Meeting the Challenge of Effective Communication for PPM in a Technical World
Unless you are a hermit, being a good communicator has to be at the top of your list of skills to manage. The more people you need to communicate with, the more technology that is involved, the trickier it becomes. It is a never-ending and universal struggle. In the project management world there are multiple players each with their own specialized technology and language. Is there a way to get the technology to speak the same language? Can we interpret and translate the data so everyone gets what they need, in the format they need without interrupting the work cycle?

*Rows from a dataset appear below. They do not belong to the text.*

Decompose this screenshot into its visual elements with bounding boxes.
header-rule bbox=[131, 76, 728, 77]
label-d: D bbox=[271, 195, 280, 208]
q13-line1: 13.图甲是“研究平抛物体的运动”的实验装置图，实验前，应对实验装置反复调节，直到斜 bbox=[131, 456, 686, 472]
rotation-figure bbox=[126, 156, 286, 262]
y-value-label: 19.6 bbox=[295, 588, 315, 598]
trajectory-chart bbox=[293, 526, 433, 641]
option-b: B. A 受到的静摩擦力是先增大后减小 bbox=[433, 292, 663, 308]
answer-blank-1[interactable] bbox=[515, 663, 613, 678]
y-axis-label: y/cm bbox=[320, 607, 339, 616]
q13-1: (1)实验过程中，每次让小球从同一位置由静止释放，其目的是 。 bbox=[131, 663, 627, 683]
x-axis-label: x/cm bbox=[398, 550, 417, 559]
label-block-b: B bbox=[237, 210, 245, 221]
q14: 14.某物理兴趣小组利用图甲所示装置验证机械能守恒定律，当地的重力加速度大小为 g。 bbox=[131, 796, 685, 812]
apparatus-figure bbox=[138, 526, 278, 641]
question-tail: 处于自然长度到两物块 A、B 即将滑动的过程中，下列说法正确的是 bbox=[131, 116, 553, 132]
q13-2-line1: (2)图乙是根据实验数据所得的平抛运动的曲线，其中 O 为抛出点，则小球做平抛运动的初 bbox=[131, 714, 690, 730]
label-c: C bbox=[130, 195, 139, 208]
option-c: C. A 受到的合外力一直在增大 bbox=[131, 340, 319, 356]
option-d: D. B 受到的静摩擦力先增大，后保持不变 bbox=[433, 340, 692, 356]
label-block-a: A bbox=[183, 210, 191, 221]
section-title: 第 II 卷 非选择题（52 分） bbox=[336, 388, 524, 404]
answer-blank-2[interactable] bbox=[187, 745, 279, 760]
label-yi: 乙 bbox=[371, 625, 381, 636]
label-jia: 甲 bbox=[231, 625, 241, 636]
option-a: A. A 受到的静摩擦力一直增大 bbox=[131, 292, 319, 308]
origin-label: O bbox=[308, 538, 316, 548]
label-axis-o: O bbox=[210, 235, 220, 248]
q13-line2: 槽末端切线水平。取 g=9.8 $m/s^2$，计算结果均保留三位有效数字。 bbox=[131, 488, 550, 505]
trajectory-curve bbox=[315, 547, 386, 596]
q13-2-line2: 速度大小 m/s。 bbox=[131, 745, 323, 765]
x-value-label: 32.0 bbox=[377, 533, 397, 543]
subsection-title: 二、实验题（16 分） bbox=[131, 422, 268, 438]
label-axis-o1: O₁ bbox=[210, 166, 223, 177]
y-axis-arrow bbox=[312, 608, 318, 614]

Let’s start by looking at the issue from the perspective of the various roles involved in running projects and their preferred methods of communication:
- Leadership – Dashboards and Meetings! This is where leadership lives and what leadership wants, it typically gets – at least from a format perspective. They tend to have little or no time to learn systems because they spend most of their days wrapped up in meetings. When they have time for analysis and planning, they need information at their fingertips. Ideally, that information is available to them on a tablet or other device with easy, intuitive drill down capabilities. Sometimes, the information is needed in a PowerPoint presentation or other static, formal document. In other cases, it must be presented in a meeting followed by Q&A. No matter what, the information includes a graphic component so that data is visible and analysis can be done very quickly.
- Portfolio (or Program) Management Office (PMO) – The PMO is typically responsible for the standardization of processes and metrics across the organization. They are often stuck in the middle because even though they are not directly responsible for running the projects, they are accountable for reporting, dashboards, forecasting, and overall improvement of the metrics for project management. They need to be comfortable that the data they are reporting is accurate and timely so automation is a driving force. Depending on the maturity of the organization’s PPM processes, their daily routine can range from pulling data from project managers’ heads, spreadsheets, and scheduling tools to full automation in a PPM software solution.
- Project Management – If you’re a project manager, your job is to deliver a project within the constraints and objectives set for the project. You spend your time dealing with multiple team members: developers, sales, finance, quality experts, etc. Your daily life revolves around project schedules, risks & issues, managing change, updating status, and taking care of presentations to leadership. You live in this world and use tools that help you manage all of the above. Like a PMO, your job depends on accurate data and your creative ability to drive a team towards a goal.
- Project Team Members – This is the toughest group to describe because no two teams look alike. Depending on the types of projects your organization manages, the team members use different tools to create project deliverables. One thing this group has in common is that they do not spend their time working on project schedules yet they are required to report their time against a project. Naturally reporting their project status is certainly not the thing that is top of mind for them.
For example, software developers spend most of their time working in development environments (TFS, JIRA, Rally, Version One, etc.). Ideally, you want them to continue that process, understand what work is expected of them, and get regular feedback on status. They live in a development tool set while the PMO/PM lives in a PPM tool set. This is an example of at least two separate systems that work autonomously but need to report similar information to the project. All of your team members use systems critical to the success of the project and all of them need to collaborate in some way with your project management software. As a Project Manager, the quality and accuracy of the data from these systems is critical to the success of the project and the company.
A unified work management solution works like an interpreter to help systems that don’t speak the same language communicate effectively. A system like Salesforce speaks its own language and doesn’t communicate natively with a PPM solution such as Microsoft Project Online. Project Online has its own language as well. With the right connection, these systems can seamlessly communicate, translate data and populate the appropriate fields in each system. Automation allows the PM and the team members to work in the systems that are most comfortable for them and yet share important communications without a lot of extra work.
Let’s look at a real life application of the unified work management principle. An energy distribution company manages multiple project reports weekly on project status, resource usage, and future resource forecasts. Extensive analytics are critical to keeping all the balls in the air at the same time. Unfortunately, all of the data does not reside in one system. Pulling data manually from multiple systems to create the required reports is tedious and time consuming, taking almost 20 resource hours each week. They knew those hours could be better spent doing critical project work as opposed to creating reports so they decided to implement a work management solution that integrated the data from a variety of software platforms. The language barrier between systems was fixed and the weekly reporting process is now completed automatically and with greater accuracy. The company is now able to rely on the accuracy of the system rather than the individual who created the report. To learn the details about how this challenge was met, read the case study.
Using a unified work management solution to allow diverse systems to share data easily is one sure way to make your work life easier. It seems like a no brainer, why shouldn’t systems converse with each other? The very nature of project management is to understand and manage the entire scope of a project. With a unified work management solution connecting systems, translating data and using it to better understand your project just makes sense.